A handful of Edina races offered a clear example of the contrast. In the Senate District 49 race, DFL challenger Melisa Franzen, who prominently touted her support for Southwest LRT in campaign mailers, defeated Republican State Rep. Keith Downey, who did not support the project.
Meanwhile, the House District 49A race was won by DFLer Ron Erhardt—a state representative until 2008, who helped draft a bill that allowed for a county transit tax. His opponent, Republican Bill Glahn, was more skeptical. The same split held for the District 49B race, where DFL candidate Paul Rosenthal also won.
Wins like those aren’t just significant for the individual legislators they bring into office; they’ll also place Southwest LRT supporters on key committees. Dorfman expects Minneapolis Rep. Frank Hornstein and Minneapolis Sen. D. Scott Dibble—both light rail fans—to take over transportation committees.

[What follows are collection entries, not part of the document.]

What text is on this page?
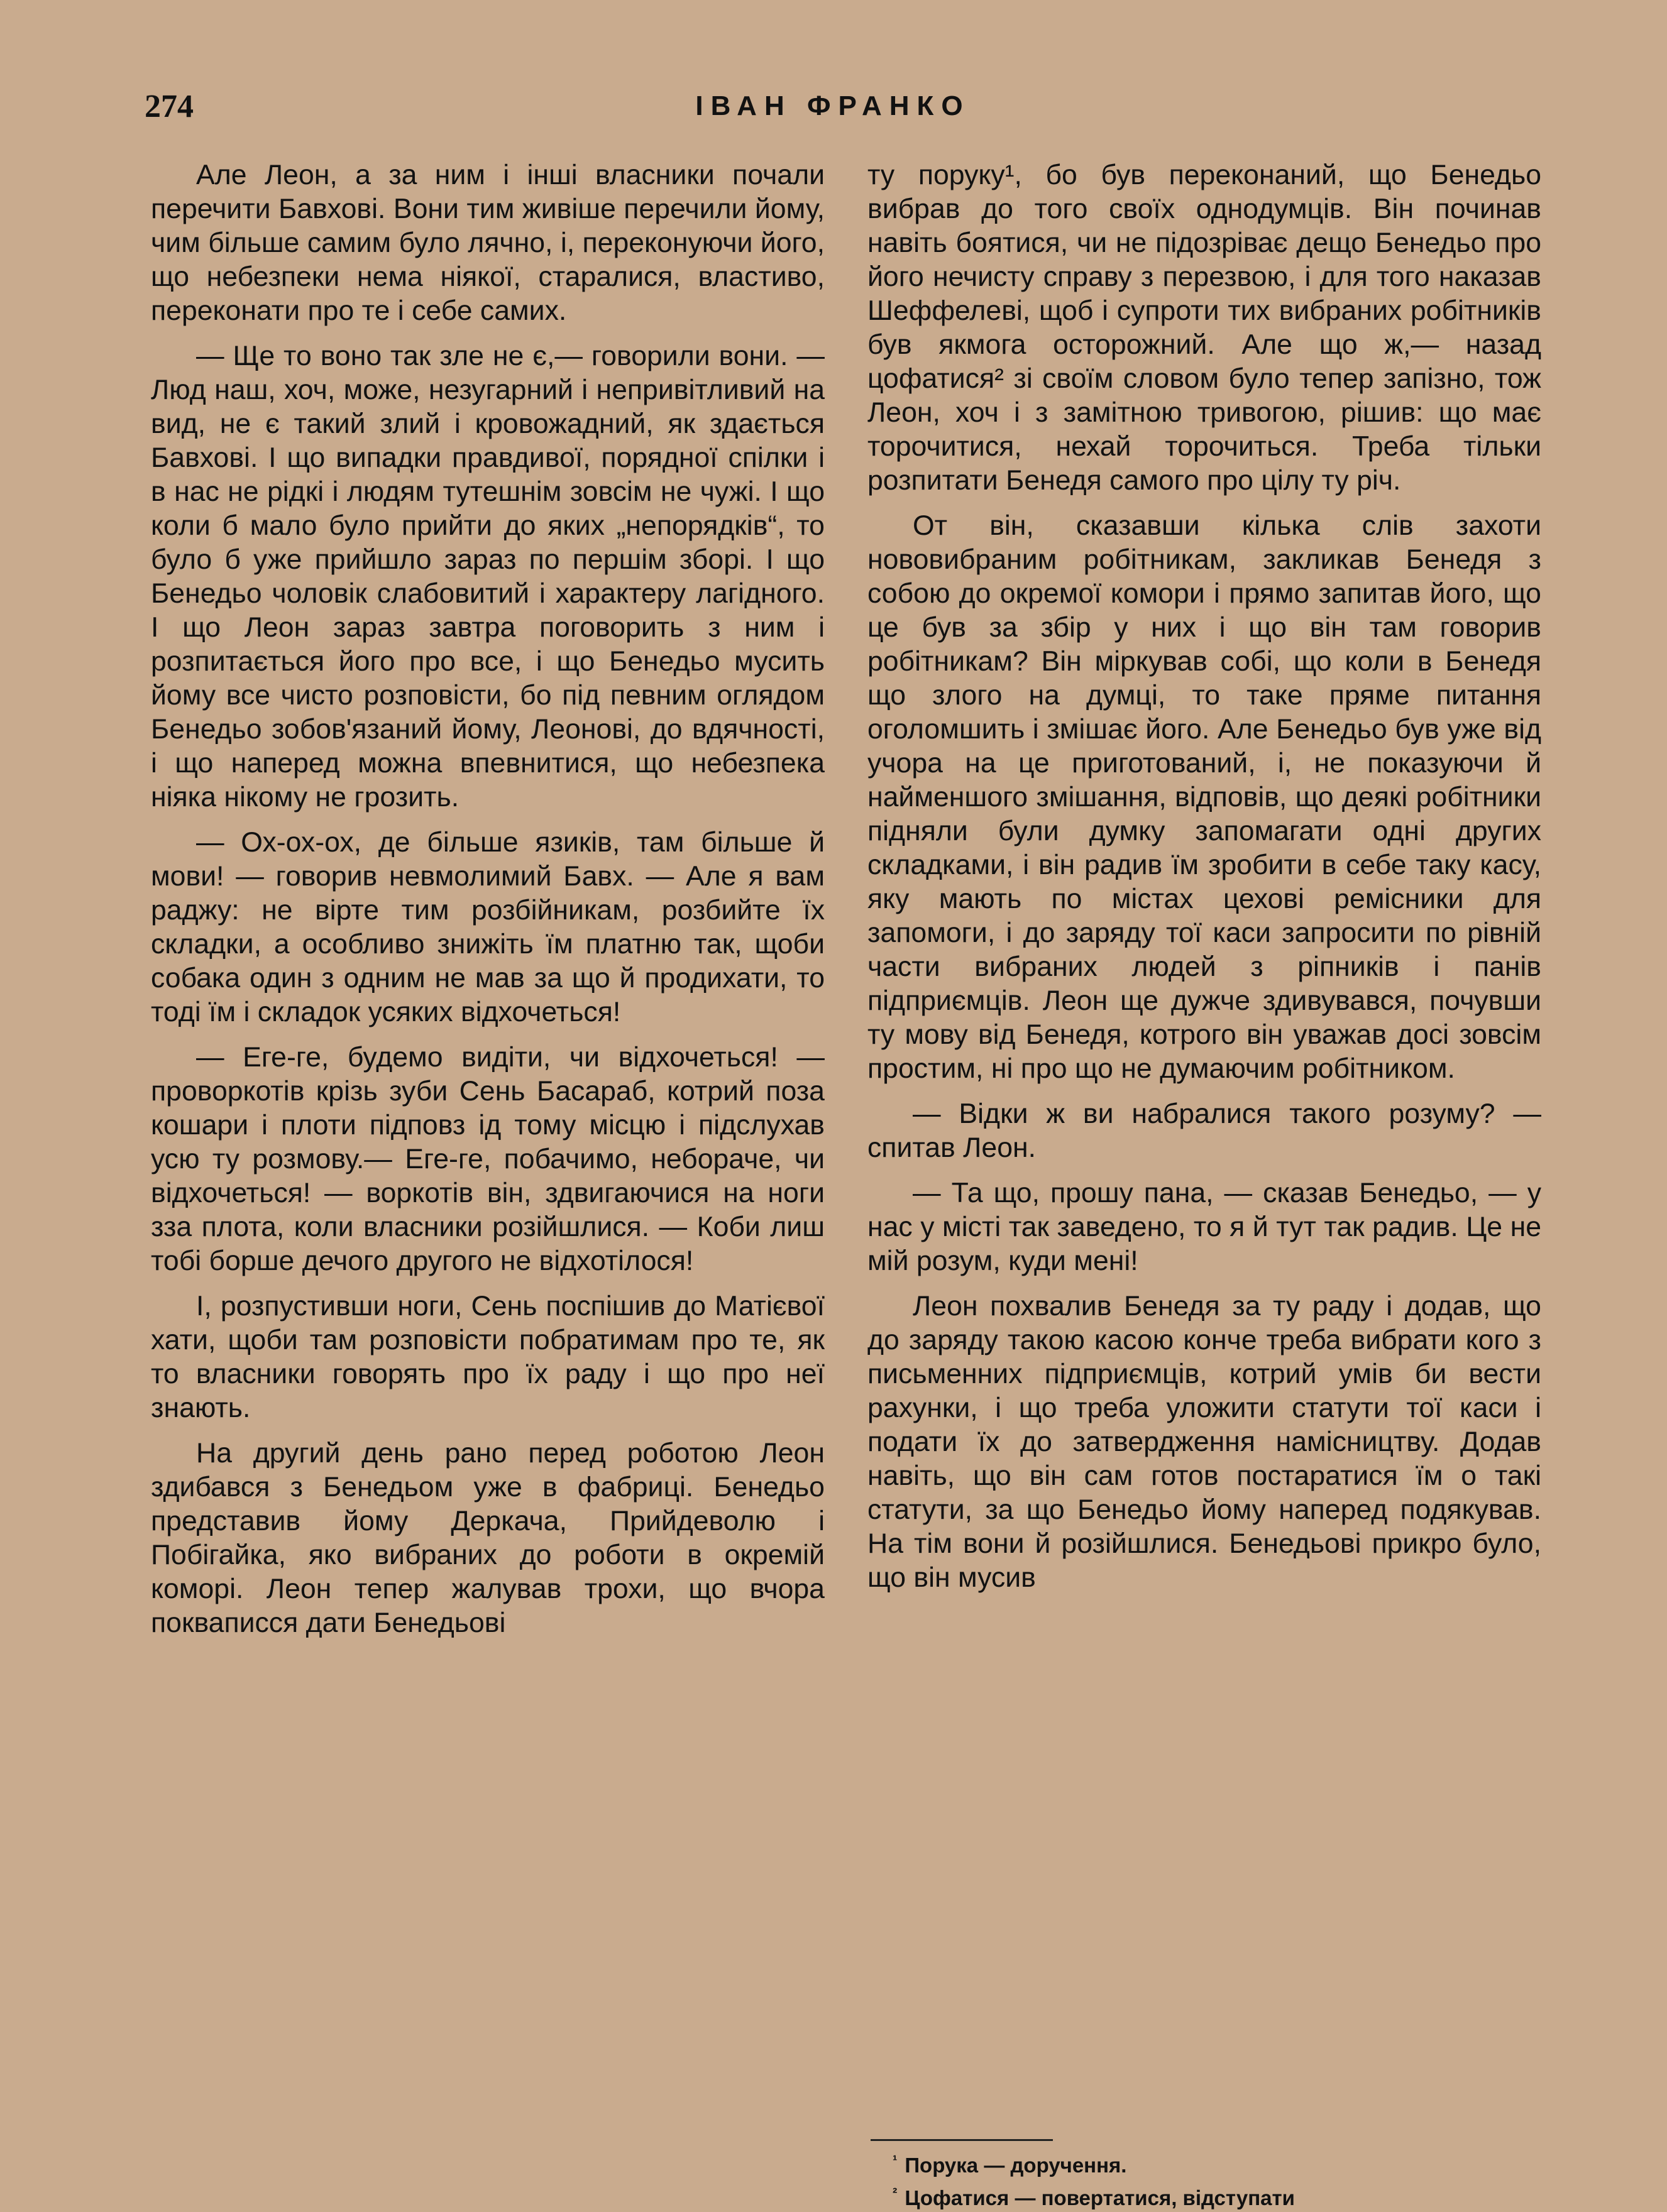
274	ІВАН ФРАНКО

Але Леон, а за ним і інші власники почали перечити Бавхові. Вони тим живіше перечили йому, чим більше самим було лячно, і, переконуючи його, що небезпеки нема ніякої, старалися, властиво, переконати про те і себе самих.

— Ще то воно так зле не є,— говорили вони. — Люд наш, хоч, може, незугарний і непривітливий на вид, не є такий злий і кровожадний, як здається Бавхові. І що випадки правдивої, порядної спілки і в нас не рідкі і людям тутешнім зовсім не чужі. І що коли б мало було прийти до яких „непорядків“, то було б уже прийшло зараз по першім зборі. І що Бенедьо чоловік слабовитий і характеру лагідного. І що Леон зараз завтра поговорить з ним і розпитається його про все, і що Бенедьо мусить йому все чисто розповісти, бо під певним оглядом Бенедьо зобов'язаний йому, Леонові, до вдячності, і що наперед можна впевнитися, що небезпека ніяка нікому не грозить.

— Ох-ох-ох, де більше язиків, там більше й мови! — говорив невмолимий Бавх. — Але я вам раджу: не вірте тим розбійникам, розбийте їх складки, а особливо знижіть їм платню так, щоби собака один з одним не мав за що й продихати, то тоді їм і складок усяких відхочеться!

— Еге-ге, будемо видіти, чи відхочеться! — проворкотів крізь зуби Сень Басараб, котрий поза кошари і плоти підповз ід тому місцю і підслухав усю ту розмову.— Еге-ге, побачимо, неборачe, чи відхочеться! — воркотів він, здвигаючися на ноги зза плота, коли власники розійшлися. — Коби лиш тобі борше дечого другого не відхотілося!

І, розпустивши ноги, Сень поспішив до Матієвої хати, щоби там розповісти побратимам про те, як то власники говорять про їх раду і що про неї знають.

На другий день рано перед роботою Леон здибався з Бенедьом уже в фабриці. Бенедьо представив йому Деркача, Прийдеволю і Побігайка, яко вибраних до роботи в окремій коморі. Леон тепер жалував трохи, що вчора покваписся дати Бенедьові

ту поруку¹, бо був переконаний, що Бенедьо вибрав до того своїх однодумців. Він починав навіть боятися, чи не підозріває дещо Бенедьо про його нечисту справу з перезвою, і для того наказав Шеффелеві, щоб і супроти тих вибраних робітників був якмога осторожний. Але що ж,— назад цофатися² зі своїм словом було тепер запізно, тож Леон, хоч і з замітною тривогою, рішив: що має торочитися, нехай торочиться. Треба тільки розпитати Бенедя самого про цілу ту річ.

От він, сказавши кілька слів захоти нововибраним робітникам, закликав Бенедя з собою до окремої комори і прямо запитав його, що це був за збір у них і що він там говорив робітникам? Він міркував собі, що коли в Бенедя що злого на думці, то таке пряме питання оголомшить і змішає його. Але Бенедьо був уже від учора на це приготований, і, не показуючи й найменшого змішання, відповів, що деякі робітники підняли були думку запомагати одні других складками, і він радив їм зробити в себе таку касу, яку мають по містах цехові ремісники для запомоги, і до заряду тої каси запросити по рівній части вибраних людей з ріпників і панів підприємців. Леон ще дужче здивувався, почувши ту мову від Бенедя, котрого він уважав досі зовсім простим, ні про що не думаючим робітником.

— Відки ж ви набралися такого розуму? — спитав Леон.

— Та що, прошу пана, — сказав Бенедьо, — у нас у місті так заведено, то я й тут так радив. Це не мій розум, куди мені!

Леон похвалив Бенедя за ту раду і додав, що до заряду такою касою конче треба вибрати кого з письменних підприємців, котрий умів би вести рахунки, і що треба уложити статути тої каси і подати їх до затвердження намісництву. Додав навіть, що він сам готов постаратися їм о такі статути, за що Бенедьо йому наперед подякував. На тім вони й розійшлися. Бенедьові прикро було, що він мусив

$^{^1}$ Порука — доручення.
$^{^2}$ Цофатися — повертатися, відступати
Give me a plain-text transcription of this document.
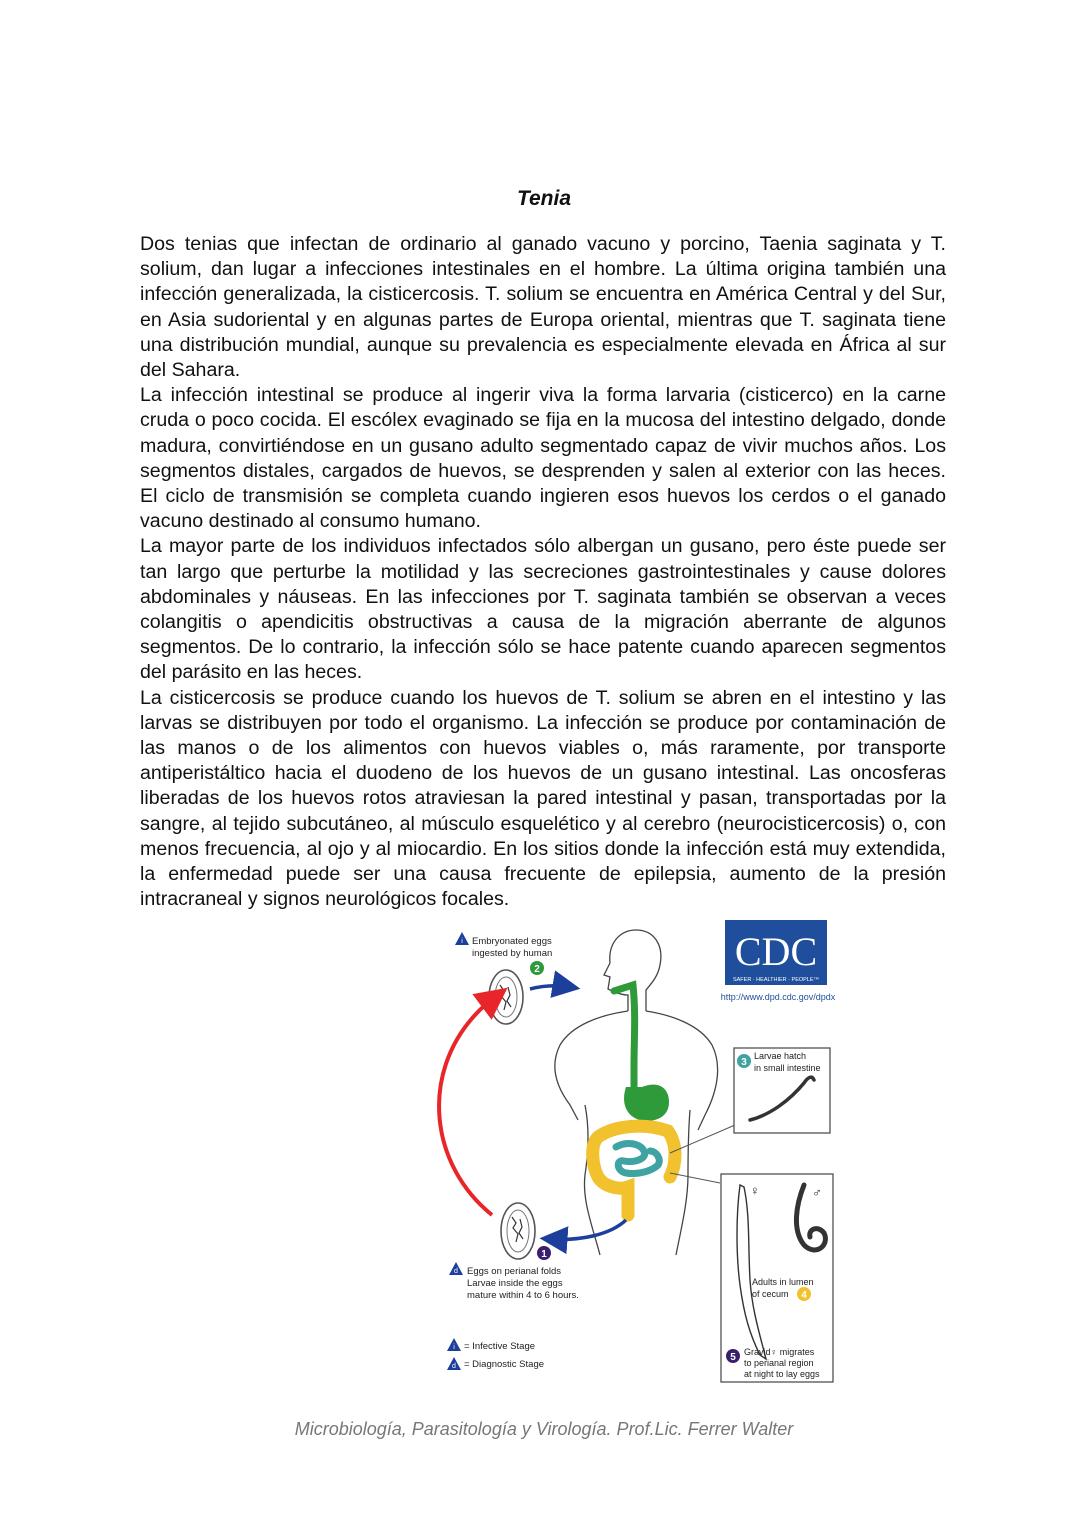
Tenia

Dos tenias que infectan de ordinario al ganado vacuno y porcino, Taenia saginata y T. solium, dan lugar a infecciones intestinales en el hombre. La última origina también una infección generalizada, la cisticercosis. T. solium se encuentra en América Central y del Sur, en Asia sudoriental y en algunas partes de Europa oriental, mientras que T. saginata tiene una distribución mundial, aunque su prevalencia es especialmente elevada en África al sur del Sahara.

La infección intestinal se produce al ingerir viva la forma larvaria (cisticerco) en la carne cruda o poco cocida. El escólex evaginado se fija en la mucosa del intestino delgado, donde madura, convirtiéndose en un gusano adulto segmentado capaz de vivir muchos años. Los segmentos distales, cargados de huevos, se desprenden y salen al exterior con las heces. El ciclo de transmisión se completa cuando ingieren esos huevos los cerdos o el ganado vacuno destinado al consumo humano.

La mayor parte de los individuos infectados sólo albergan un gusano, pero éste puede ser tan largo que perturbe la motilidad y las secreciones gastrointestinales y cause dolores abdominales y náuseas. En las infecciones por T. saginata también se observan a veces colangitis o apendicitis obstructivas a causa de la migración aberrante de algunos segmentos. De lo contrario, la infección sólo se hace patente cuando aparecen segmentos del parásito en las heces.

La cisticercosis se produce cuando los huevos de T. solium se abren en el intestino y las larvas se distribuyen por todo el organismo. La infección se produce por contaminación de las manos o de los alimentos con huevos viables o, más raramente, por transporte antiperistáltico hacia el duodeno de los huevos de un gusano intestinal. Las oncosferas liberadas de los huevos rotos atraviesan la pared intestinal y pasan, transportadas por la sangre, al tejido subcutáneo, al músculo esquelético y al cerebro (neurocisticercosis) o, con menos frecuencia, al ojo y al miocardio. En los sitios donde la infección está muy extendida, la enfermedad puede ser una causa frecuente de epilepsia, aumento de la presión intracraneal y signos neurológicos focales.

CDC
SAFER · HEALTHIER · PEOPLE™
http://www.dpd.cdc.gov/dpdx
i Embryonated eggs
ingested by human
2
1
d Eggs on perianal folds
Larvae inside the eggs
mature within 4 to 6 hours.
3
Larvae hatch
in small intestine
♀	♂
Adults in lumen
of cecum 4
5 Gravid♀ migrates
to perianal region
at night to lay eggs
i = Infective Stage
d = Diagnostic Stage
Microbiología, Parasitología y Virología. Prof.Lic. Ferrer Walter
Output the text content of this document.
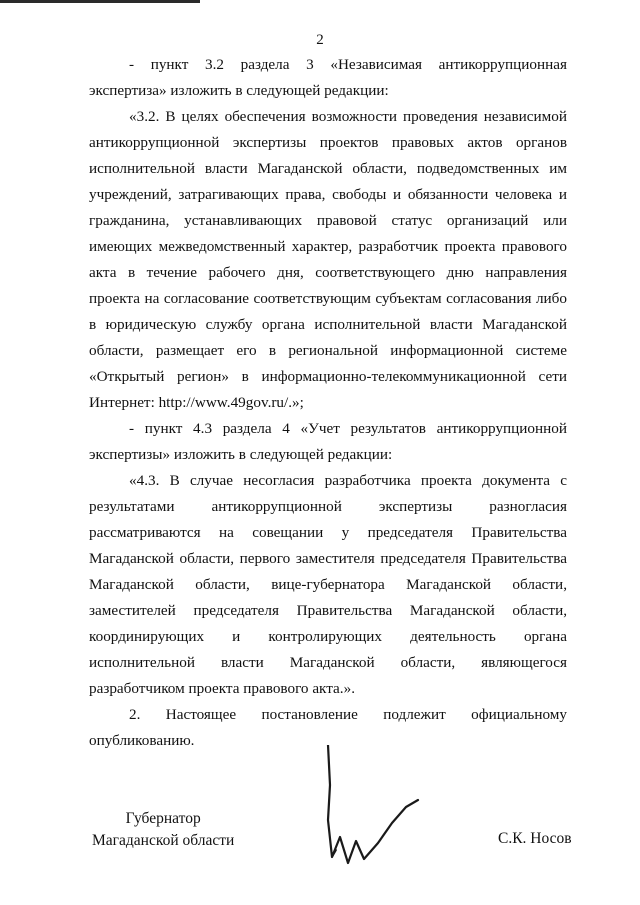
2

- пункт 3.2 раздела 3 «Независимая антикоррупционная экспертиза» изложить в следующей редакции:

«3.2. В целях обеспечения возможности проведения независимой антикоррупционной экспертизы проектов правовых актов органов исполнительной власти Магаданской области, подведомственных им учреждений, затрагивающих права, свободы и обязанности человека и гражданина, устанавливающих правовой статус организаций или имеющих межведомственный характер, разработчик проекта правового акта в течение рабочего дня, соответствующего дню направления проекта на согласование соответствующим субъектам согласования либо в юридическую службу органа исполнительной власти Магаданской области, размещает его в региональной информационной системе «Открытый регион» в информационно-телекоммуникационной сети Интернет: http://www.49gov.ru/.»;

- пункт 4.3 раздела 4 «Учет результатов антикоррупционной экспертизы» изложить в следующей редакции:

«4.3. В случае несогласия разработчика проекта документа с результатами антикоррупционной экспертизы разногласия рассматриваются на совещании у председателя Правительства Магаданской области, первого заместителя председателя Правительства Магаданской области, вице-губернатора Магаданской области, заместителей председателя Правительства Магаданской области, координирующих и контролирующих деятельность органа исполнительной власти Магаданской области, являющегося разработчиком проекта правового акта.».

2. Настоящее постановление подлежит официальному опубликованию.

Губернатор
Магаданской области	С.К. Носов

That’ll be key because the state has so far been the most difficult place for Southwest LRT to find funding. It’s contributed the least of any local funding source—just $7 million total, $5 million in 2009 and $2 million in 2012 after the Legislature rejected a $25 million bonding request. It’s supposed to eventually put up $125 million for the $1.25 billion project.
“It’s really been bottled up for the past few years because the people running the committees in the House and Senate were skeptics of light rail in general and Southwest in particular,” said Rep. Steve Simon, who represents Hopkins and St. Louis Park.
Now, Simon expects Southwest funding to start moving forward again.
Sen. Ron Latz—whose district includes Hopkins, St. Louis Park and Golden Valley—said the focus will be on providing “adequate funding”—with the first priority being to define adequate funding.
“I wouldn’t say anything is a lock,” he said. “We still have a structural deficit to deal with.”
Yet Southwest supporters have much more reason to be optimistic than they’ve had in a long time, and Dorfman expects the project to start picking up steam.
“We feel like the planning is moving forward, the funding is beginning to be cobbled together and the politics is starting to move forward,” she said. “There’s a lot happening around Southwest now where things are really lining up to move it forward after delays over the past few years.”